Kale tertawa kecil. Pahit. Sangat pahit. Sakit. Sangat perih!

“Lucu ya…” katanya lirih. “Dulu gue ngajak lo nikah sambil makan bakso, dan lo mikir sebercanda itu gue. Dan sekarang kita malah ngomongin perpisahan, yang gue harap ini cuma candaan lo, Nay.” Getar sakit suara Kale tak bisa disembunyikan. Matanya pun ikut basah saat ia mengatakan semua itu dan melihat kenangan yang menari di pelupuk matanya.

Tangis Naya pecah seketika.

Sebab ia ingat. Sangat ingat.

Tentang lelaki yang pernah membuatnya percaya bahwa cinta bisa sesederhana pulang. Tentang lelaki yang selalu ia bayangkan akan hidup bersamanya di masa depan. Tentang Kale—lelaki yang selalu menjadi alasan paling sederhana untuk bahagia.

Namun hidup ternyata tidak selalu berpihak pada cinta.

Naya harus menerima perjodohan demi menyelamatkan bisnis keluarganya. Ayahnya mempertaruhkan masa depan perusahaan pada pernikahan itu. Dan seperti banyak anak lainnya, Naya akhirnya menjadi tumbal dari ambisi orangtuanya sendiri.

“Aku capek, Kal…” isaknya lirih. “Aku capek harus milih antara keluarga aku atau kamu.”

Kale menatap Naya lama. Sangat lama. Seolah sedang berusaha menghafal perempuan itu untuk terakhir kali.

Kalau saja cinta cukup untuk membuat seseorang tetap tinggal, Kale pasti sudah memeluk Naya dan membawanya pergi sejauh mungkin.

Sayangnya, dunia orang dewasa tidak sesederhana itu.

Kale menarik Naya ke dalam pelukan hangatnya untuk terakhir kali. Tidak ada suara selain tangis yang berusaha mereka tahan. Tidak ada janji untuk kembali. Tidak ada kata “tunggu aku.”

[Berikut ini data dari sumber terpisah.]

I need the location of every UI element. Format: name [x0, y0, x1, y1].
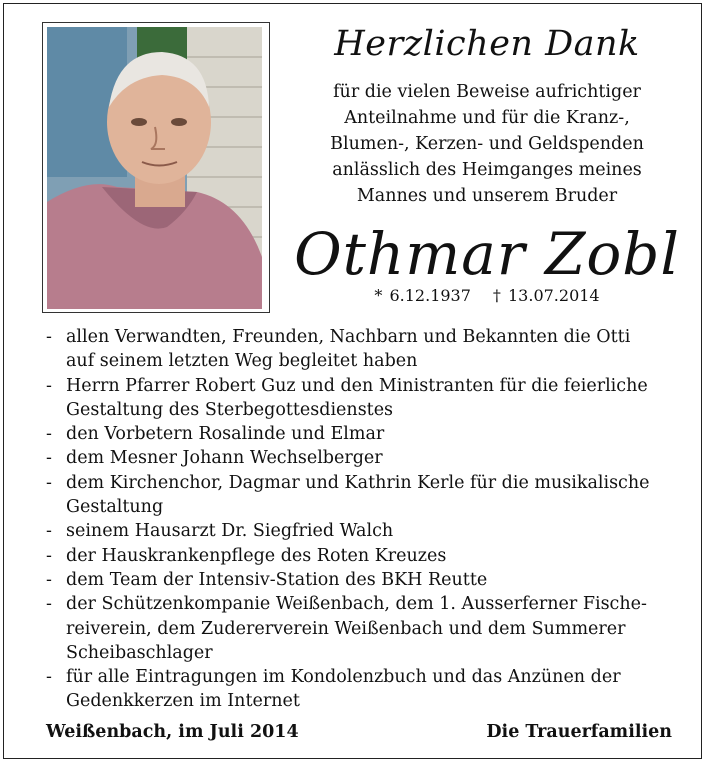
list-item-line: Scheibaschlager: [66, 642, 213, 663]
list-item-line: - seinem Hausarzt Dr. Siegfried Walch: [66, 521, 394, 542]
list-item: [46, 422, 686, 446]
signature: Die Trauerfamilien: [486, 722, 672, 742]
birth-date: * 6.12.1937: [374, 286, 471, 305]
list-item: [46, 374, 686, 423]
list-item-line: - dem Mesner Johann Wechselberger: [66, 448, 383, 469]
list-item-line: - Herrn Pfarrer Robert Guz und den Ministranten für die feierliche: [66, 375, 648, 396]
list-item: [46, 446, 686, 470]
list-item: [46, 519, 686, 543]
list-item-line: - der Schützenkompanie Weißenbach, dem 1. Ausserferner Fische-: [66, 594, 647, 615]
list-item-line: Gestaltung des Sterbegottesdienstes: [66, 399, 394, 420]
list-item-line: Gestaltung: [66, 497, 164, 518]
heading-thanks: Herzlichen Dank: [334, 24, 640, 64]
intro-line: Anteilnahme und für die Kranz-,: [344, 108, 630, 128]
life-dates: [290, 286, 684, 305]
list-item-line: - allen Verwandten, Freunden, Nachbarn und Bekannten die Otti: [66, 327, 631, 347]
list-item-line: - dem Team der Intensiv-Station des BKH Reutte: [66, 569, 488, 590]
list-item: [46, 665, 686, 714]
portrait-photo: [47, 27, 262, 309]
death-date: † 13.07.2014: [492, 286, 600, 305]
intro-line: für die vielen Beweise aufrichtiger: [333, 82, 641, 102]
portrait-photo-frame: [42, 22, 270, 313]
list-item: [46, 544, 686, 568]
list-item: [46, 592, 686, 665]
list-item-line: reiverein, dem Zudererverein Weißenbach und dem Summerer: [66, 618, 626, 639]
list-item-line: - der Hauskrankenpflege des Roten Kreuzes: [66, 545, 447, 566]
thanks-list: [46, 325, 686, 714]
intro-line: anlässlich des Heimganges meines: [332, 160, 642, 180]
list-item-line: - den Vorbetern Rosalinde und Elmar: [66, 424, 385, 445]
list-item-line: auf seinem letzten Weg begleitet haben: [66, 351, 418, 372]
list-item: [46, 568, 686, 592]
list-item: [46, 325, 686, 374]
list-item-line: - für alle Eintragungen im Kondolenzbuch und das Anzünen der: [66, 667, 621, 688]
place-date: Weißenbach, im Juli 2014: [46, 722, 299, 742]
list-item: [46, 471, 686, 520]
list-item-line: - dem Kirchenchor, Dagmar und Kathrin Kerle für die musikalische: [66, 472, 650, 493]
deceased-name: Othmar Zobl: [294, 220, 680, 288]
list-item-line: Gedenkkerzen im Internet: [66, 691, 300, 712]
intro-line: Mannes und unserem Bruder: [356, 186, 618, 206]
intro-line: Blumen-, Kerzen- und Geldspenden: [330, 134, 644, 154]
intro-text: [290, 79, 684, 209]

Karena mereka tahu—beberapa perpisahan memang diciptakan untuk benar-benar selesai.

Setelah pelukan itu terlepas, Naya melangkah pergi perlahan. Sedangkan Kale tetap berdiri di tempatnya, menatap punggung perempuan itu yang semakin menjauh bersama bagian paling bahagia dalam hidupnya.

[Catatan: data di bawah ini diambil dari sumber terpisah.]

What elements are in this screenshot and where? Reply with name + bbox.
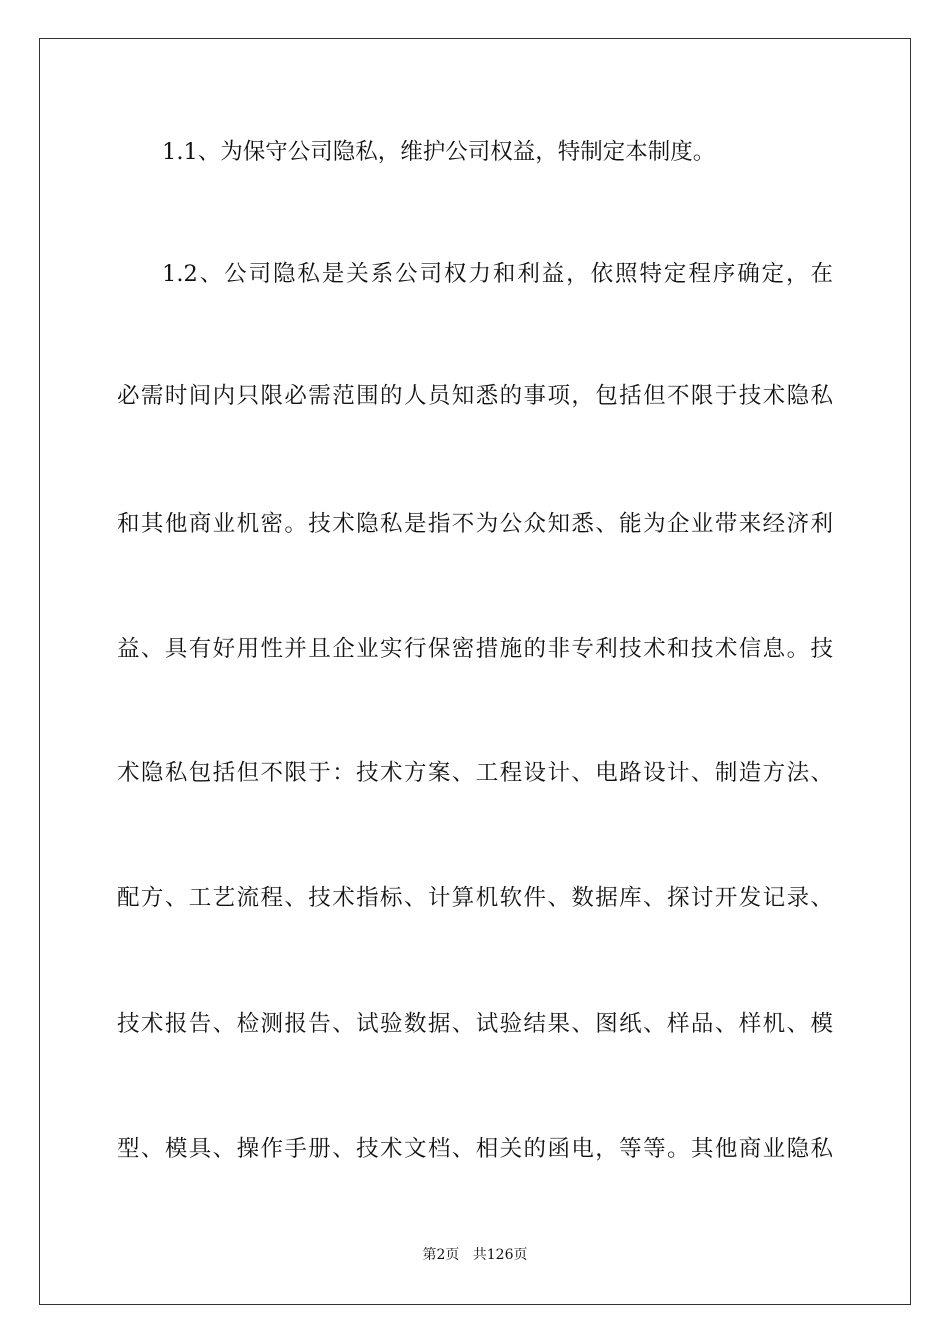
page-footer (0, 1246, 950, 1264)
paragraph-line-7: 配方、工艺流程、技术指标、计算机软件、数据库、探讨开发记录、 (117, 885, 833, 911)
paragraph-line-1: 1.1、为保守公司隐私，维护公司权益，特制定本制度。 (162, 139, 716, 165)
paragraph-line-5: 益、具有好用性并且企业实行保密措施的非专利技术和技术信息。技 (117, 636, 833, 662)
paragraph-line-9: 型、模具、操作手册、技术文档、相关的函电，等等。其他商业隐私 (117, 1136, 833, 1162)
page-frame (39, 38, 911, 1305)
page-total: 共126页 (472, 1247, 528, 1263)
page-number: 第2页 (422, 1247, 460, 1263)
paragraph-line-8: 技术报告、检测报告、试验数据、试验结果、图纸、样品、样机、模 (117, 1011, 833, 1037)
paragraph-line-6: 术隐私包括但不限于：技术方案、工程设计、电路设计、制造方法、 (117, 760, 833, 786)
paragraph-line-4: 和其他商业机密。技术隐私是指不为公众知悉、能为企业带来经济利 (117, 511, 833, 537)
paragraph-line-3: 必需时间内只限必需范围的人员知悉的事项，包括但不限于技术隐私 (117, 383, 833, 409)
paragraph-line-2: 1.2、公司隐私是关系公司权力和利益，依照特定程序确定，在 (162, 261, 833, 287)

Dan setiap langkah yang diayunkan Naya, melahirkan rindu yang kelak akan hidup begitu lama di hati mereka.

***

Dear, diary.

Hari ini aku melewati penjual bakso dekat kampus lama kita.

Lucu ya, Kal…

Dulu, di depan semangkuk bakso sederhana itu, aku pernah merasa menjadi perempuan paling bahagia di dunia.

Dan sekarang, bahkan hanya mencium aromanya saja sudah cukup membuat dadaku sesak.

Katanya waktu akan membuat seseorang terbiasa kehilangan. Tapi kenapa sampai hari ini, aku masih merasa kehilanganmu dengan cara yang sama?

Menjadi dewasa ternyata tidak seindah yang kita bayangkan.

Karena pada akhirnya, tumbuh dewasa hanya mengajarkan kita satu hal—

bahwa tidak semua yang saling mencintai… bisa saling memiliki.